Background and objectives: Prior research has shown several health disparities affecting sexual minority people. Research on the neurologic health of sexual minority people has been limited. Our objective was to characterize the prevalence of neurologic disease and utilization of a neurologist among a population of sexual minority people.

Methods: We conducted a cross-sectional analysis of sexual minority people, using people in same-sex relationships as a proxy for sexual minority status, from the Medical Expenditure Panel Survey (MEPS) from 2016 to 2020. The MEPS is a government-run survey that uses complex sampling to obtain a nationally representative sample. Our primary outcome was a diagnosis of any neurologic disease. We also completed stratified analyses by sex, race, and ethnicity. Our secondary outcome was visit to a neurologist within the past year. Logistic regression was used to compare the odds of both outcomes in those in same-sex relationships and those in different-sex relationships.

Results: Among 153,313 MEPS participants, there were 61,645 (40.2%) participants in relationships who were included in our sample. Of those, 822 (1.33%) participants were in same-sex relationships. Participants were, on average, aged 51 years (median 50 years, IQR 38-63); nearly 50% reported female sex and mostly non-Hispanic White (67.81%). Among those in same-sex relationships, 22.7% reported a neurologic diagnosis compared with 18.1% of those in different-sex relationships (OR 1.33; 95% CI 1.04-1.71). This difference was maintained with adjustment for age, sex, education, and insurance (OR 1.48; 95% CI 1.15-1.91). There was no significant difference in visit to a neurologist (adjusted OR 1.38; 95% CI 0.91-2.10).
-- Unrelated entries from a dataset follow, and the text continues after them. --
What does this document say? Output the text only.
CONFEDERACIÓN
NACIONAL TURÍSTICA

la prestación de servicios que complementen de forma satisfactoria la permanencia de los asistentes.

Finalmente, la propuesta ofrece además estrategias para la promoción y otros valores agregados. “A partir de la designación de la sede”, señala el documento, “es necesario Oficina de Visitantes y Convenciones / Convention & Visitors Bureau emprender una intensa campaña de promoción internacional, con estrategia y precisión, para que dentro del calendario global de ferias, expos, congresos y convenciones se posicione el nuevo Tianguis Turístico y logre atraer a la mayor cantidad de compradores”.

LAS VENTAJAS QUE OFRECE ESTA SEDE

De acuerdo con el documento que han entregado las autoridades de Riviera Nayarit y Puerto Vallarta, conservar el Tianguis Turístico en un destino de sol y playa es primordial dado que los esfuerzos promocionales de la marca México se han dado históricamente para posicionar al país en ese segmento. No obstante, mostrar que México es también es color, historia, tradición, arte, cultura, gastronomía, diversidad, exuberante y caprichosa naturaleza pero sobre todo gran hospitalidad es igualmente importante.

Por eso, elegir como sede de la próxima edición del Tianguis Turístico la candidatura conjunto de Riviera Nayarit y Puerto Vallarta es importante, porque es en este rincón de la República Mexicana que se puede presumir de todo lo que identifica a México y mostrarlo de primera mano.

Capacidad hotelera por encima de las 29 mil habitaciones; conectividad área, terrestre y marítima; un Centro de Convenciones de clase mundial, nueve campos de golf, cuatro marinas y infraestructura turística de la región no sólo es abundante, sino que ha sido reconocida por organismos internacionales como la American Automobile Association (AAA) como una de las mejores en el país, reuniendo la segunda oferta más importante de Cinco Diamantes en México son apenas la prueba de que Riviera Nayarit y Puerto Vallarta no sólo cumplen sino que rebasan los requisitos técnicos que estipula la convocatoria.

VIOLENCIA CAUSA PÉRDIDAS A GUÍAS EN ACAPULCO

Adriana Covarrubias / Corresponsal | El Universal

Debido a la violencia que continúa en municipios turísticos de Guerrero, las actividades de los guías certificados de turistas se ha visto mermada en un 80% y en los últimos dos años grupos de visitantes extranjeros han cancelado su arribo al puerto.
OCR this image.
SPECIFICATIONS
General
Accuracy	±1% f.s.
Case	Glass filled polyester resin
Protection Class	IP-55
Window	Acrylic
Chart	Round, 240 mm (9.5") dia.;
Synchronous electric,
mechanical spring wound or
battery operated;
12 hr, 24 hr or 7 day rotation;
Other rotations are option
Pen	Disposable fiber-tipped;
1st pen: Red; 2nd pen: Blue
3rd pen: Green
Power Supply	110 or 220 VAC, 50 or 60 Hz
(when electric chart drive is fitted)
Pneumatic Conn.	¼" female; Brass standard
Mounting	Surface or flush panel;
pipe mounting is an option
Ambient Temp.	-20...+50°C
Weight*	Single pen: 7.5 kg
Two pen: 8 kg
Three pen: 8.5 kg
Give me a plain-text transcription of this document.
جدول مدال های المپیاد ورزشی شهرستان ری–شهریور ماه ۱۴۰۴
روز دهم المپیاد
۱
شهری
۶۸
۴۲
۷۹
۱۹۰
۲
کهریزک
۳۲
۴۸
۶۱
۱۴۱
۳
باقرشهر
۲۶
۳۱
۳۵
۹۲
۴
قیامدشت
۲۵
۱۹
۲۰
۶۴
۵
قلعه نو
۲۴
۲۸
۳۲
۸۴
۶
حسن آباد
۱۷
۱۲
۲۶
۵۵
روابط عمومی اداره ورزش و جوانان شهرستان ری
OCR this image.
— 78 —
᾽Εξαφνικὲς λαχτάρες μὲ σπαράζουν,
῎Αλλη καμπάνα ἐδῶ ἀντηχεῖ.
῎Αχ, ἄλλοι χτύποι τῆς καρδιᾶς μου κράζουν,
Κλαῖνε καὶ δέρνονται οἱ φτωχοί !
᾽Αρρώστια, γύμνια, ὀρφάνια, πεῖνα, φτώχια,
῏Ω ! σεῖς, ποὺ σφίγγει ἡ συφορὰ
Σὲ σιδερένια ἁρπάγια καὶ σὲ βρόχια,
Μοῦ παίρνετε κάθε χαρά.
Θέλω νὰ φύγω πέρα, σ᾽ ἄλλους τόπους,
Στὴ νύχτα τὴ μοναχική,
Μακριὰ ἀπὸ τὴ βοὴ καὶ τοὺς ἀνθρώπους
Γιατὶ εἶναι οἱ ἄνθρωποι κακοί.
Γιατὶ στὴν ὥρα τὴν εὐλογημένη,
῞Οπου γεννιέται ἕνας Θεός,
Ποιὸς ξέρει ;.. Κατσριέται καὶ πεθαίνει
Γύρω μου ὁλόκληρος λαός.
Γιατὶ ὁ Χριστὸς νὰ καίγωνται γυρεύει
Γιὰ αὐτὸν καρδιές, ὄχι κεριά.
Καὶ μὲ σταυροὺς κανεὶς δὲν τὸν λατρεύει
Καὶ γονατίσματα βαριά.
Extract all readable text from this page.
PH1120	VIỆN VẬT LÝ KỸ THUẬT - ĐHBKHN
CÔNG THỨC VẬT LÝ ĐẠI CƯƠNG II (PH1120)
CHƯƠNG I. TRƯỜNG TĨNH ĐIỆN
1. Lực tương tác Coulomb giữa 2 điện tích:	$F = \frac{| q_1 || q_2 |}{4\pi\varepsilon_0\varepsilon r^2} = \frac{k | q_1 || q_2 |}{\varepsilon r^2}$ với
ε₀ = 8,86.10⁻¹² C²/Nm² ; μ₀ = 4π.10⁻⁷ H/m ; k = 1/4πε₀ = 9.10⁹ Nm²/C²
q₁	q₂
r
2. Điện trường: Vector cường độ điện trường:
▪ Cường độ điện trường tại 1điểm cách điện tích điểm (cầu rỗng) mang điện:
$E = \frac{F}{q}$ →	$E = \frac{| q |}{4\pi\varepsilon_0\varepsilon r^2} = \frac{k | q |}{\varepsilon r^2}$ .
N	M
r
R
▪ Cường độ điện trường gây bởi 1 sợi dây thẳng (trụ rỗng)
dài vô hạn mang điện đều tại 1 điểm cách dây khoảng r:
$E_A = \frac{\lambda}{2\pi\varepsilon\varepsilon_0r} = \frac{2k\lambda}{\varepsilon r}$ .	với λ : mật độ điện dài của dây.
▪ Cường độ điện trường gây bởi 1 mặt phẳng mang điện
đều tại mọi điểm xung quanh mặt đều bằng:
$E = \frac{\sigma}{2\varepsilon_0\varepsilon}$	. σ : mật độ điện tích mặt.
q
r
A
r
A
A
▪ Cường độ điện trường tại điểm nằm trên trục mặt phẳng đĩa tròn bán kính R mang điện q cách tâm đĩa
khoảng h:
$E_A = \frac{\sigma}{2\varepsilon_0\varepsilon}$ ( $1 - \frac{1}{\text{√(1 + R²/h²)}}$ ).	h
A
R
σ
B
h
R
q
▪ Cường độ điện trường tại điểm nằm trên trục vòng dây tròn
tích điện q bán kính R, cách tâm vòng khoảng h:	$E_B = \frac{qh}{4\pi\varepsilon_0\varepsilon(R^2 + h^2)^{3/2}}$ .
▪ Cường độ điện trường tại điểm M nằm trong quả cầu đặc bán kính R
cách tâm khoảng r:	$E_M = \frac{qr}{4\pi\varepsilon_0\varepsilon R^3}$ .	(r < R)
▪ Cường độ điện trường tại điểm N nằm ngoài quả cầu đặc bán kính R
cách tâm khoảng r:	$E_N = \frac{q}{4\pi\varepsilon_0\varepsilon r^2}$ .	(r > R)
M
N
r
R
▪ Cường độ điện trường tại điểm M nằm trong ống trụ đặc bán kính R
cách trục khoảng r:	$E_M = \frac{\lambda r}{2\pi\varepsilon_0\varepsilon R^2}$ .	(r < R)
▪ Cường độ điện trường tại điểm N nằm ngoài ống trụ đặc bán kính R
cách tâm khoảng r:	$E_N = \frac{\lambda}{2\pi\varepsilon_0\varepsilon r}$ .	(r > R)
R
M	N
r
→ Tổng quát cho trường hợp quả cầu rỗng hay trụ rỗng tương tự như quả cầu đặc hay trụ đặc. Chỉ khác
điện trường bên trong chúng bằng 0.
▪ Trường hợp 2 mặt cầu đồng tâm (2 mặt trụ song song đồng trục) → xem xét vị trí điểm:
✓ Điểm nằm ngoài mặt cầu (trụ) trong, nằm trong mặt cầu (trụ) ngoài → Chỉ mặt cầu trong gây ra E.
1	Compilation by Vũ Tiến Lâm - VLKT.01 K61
Discussion: In this nationally representative sample, neurologic disease was more prevalent among those in same-sex relationships compared with those in different-sex relationships. Limited sample size and absent measurements of minority stress limited the etiologic search for factors driving this disparity. There was no significant difference in visit to a neurologist, and both groups reported their overall health as being similar. There is a need for more routine measurement of sexual orientation in neurologic research. This will allow us to detail differences in neurologic disease risk factors, prevalence, and outcomes. The end goal is the identification of opportunities for intervention and advancement of neurologic health equity.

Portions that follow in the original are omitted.